In Portugal, DSCG is not approved for the treatment of mastocytosis and the drug is not available in oral formulations. Our patient was treated off-label with manipulated gelatinous capsules containing 200 mg DSCG; as described, this therapeutic approach successfully abrogated the clinical manifestations related to the release of MC mediators, and might therefore be a non-toxic treatment option for this very small and unique subset of SM patients. Because childhood onset mastocytosis often regresses spontaneously by puberty, the possibility of the disappearance of the clinical manifestations in our patient being due to spontaneous regression of the disease with the advancing age cannot be completely excluded. However, this hypothesis seems improbable: first, when the patient was first observed in our consultation he had already 15 years old and he still had very high basal serum tryptase levels (13 times the upper limit of normal) and frequent episodes of flushing, hypotension and vascular collapse; second, there was a clear relationship between the beginning of DSCG treatment and the control of the clinical manifestations, with no such episodes being observed thereafter. In addition, although basal serum tryptase levels have declined steadily over the years after starting DSCG therapy, they were still increased at the last observation (2.6 times the upper limit of normal), indicating that the disease remains active, although clinically controlled.
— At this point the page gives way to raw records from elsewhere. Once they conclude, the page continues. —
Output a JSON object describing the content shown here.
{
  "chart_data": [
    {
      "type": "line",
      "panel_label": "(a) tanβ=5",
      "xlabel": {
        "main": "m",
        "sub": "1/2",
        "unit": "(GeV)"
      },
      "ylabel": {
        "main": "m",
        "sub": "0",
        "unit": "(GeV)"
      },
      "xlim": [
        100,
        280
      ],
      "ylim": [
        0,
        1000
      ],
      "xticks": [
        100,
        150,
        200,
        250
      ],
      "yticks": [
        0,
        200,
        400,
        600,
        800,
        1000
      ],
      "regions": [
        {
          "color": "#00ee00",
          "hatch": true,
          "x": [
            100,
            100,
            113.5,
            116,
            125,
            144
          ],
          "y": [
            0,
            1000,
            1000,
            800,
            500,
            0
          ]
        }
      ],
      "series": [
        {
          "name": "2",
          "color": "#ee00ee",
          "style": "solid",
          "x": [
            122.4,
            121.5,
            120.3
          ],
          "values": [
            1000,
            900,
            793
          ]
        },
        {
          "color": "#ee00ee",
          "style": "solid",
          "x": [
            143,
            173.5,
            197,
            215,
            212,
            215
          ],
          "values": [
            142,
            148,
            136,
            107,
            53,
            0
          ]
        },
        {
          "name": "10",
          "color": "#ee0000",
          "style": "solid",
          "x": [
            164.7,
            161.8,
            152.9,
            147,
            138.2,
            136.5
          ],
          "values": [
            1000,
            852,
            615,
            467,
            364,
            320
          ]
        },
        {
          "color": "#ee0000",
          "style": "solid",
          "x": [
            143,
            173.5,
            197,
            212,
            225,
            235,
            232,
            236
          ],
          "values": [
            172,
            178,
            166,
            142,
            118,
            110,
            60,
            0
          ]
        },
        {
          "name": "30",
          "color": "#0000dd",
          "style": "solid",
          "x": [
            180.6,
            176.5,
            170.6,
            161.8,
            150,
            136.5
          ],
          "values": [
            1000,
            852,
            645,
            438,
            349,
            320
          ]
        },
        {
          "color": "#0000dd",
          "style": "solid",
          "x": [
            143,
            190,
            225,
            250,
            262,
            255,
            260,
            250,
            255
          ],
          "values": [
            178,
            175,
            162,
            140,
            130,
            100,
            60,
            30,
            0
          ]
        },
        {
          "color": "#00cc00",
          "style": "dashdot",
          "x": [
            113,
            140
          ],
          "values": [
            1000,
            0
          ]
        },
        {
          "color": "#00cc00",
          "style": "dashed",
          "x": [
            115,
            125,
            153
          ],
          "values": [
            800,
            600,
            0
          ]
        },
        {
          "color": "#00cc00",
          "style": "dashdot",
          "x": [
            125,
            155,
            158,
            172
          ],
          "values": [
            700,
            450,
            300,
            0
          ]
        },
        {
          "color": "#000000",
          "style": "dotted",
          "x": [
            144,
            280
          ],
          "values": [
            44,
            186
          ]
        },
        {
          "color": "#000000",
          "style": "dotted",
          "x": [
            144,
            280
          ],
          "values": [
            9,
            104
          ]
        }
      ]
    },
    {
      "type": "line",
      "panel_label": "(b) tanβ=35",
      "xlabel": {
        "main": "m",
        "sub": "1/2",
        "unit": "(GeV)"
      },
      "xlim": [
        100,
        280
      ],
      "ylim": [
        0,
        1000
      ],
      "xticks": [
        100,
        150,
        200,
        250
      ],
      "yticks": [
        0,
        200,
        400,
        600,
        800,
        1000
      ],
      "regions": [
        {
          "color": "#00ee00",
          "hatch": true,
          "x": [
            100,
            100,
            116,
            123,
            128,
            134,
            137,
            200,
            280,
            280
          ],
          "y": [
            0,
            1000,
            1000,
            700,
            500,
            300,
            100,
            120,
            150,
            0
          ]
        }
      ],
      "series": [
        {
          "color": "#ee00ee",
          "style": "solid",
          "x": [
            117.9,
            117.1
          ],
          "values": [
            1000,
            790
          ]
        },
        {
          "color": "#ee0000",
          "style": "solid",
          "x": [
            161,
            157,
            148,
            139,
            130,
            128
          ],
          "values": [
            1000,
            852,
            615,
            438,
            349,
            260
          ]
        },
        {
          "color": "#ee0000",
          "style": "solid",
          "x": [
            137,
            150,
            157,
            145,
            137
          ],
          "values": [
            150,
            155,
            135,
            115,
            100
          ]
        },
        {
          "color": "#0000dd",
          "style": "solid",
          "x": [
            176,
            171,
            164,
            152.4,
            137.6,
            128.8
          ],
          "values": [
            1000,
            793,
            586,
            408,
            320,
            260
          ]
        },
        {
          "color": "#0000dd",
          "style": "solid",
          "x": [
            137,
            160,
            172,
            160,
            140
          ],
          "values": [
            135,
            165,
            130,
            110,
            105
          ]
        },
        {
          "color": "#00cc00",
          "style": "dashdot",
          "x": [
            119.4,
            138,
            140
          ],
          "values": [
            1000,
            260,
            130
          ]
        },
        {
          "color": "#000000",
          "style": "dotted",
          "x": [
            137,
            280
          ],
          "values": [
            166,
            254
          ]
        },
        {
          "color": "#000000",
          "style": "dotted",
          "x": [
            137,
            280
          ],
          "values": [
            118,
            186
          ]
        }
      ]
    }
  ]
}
In summary, here we described a young patient with SM whose the BM mast cells were found to harbor the activating KIT V560G mutation, in association with a mature, activated, and aberrant phenotype, who showed a sustained complete response of MC activation-associated life-threatening symptoms with long term therapy with DSCG.

Conclusions

Patients with SM, whose MCs frequently arbor the activating D816V KIT mutation, may have indolent to aggressive diseases, and they may experience diverse types of MC mediator symptoms. In contrast, the V560G mutation, which uses different signaling pathways to promote MC growth, is extremely rare and its biological and prognostic impact remains unknown. Here we reported a patient with recurrent spontaneous episodes of severe flushing and vascular collapse, who harbor the V560G KIT mutation in mature activated aberrant BM mast cells, in whom DSCG treatment had led to long term clinical remission.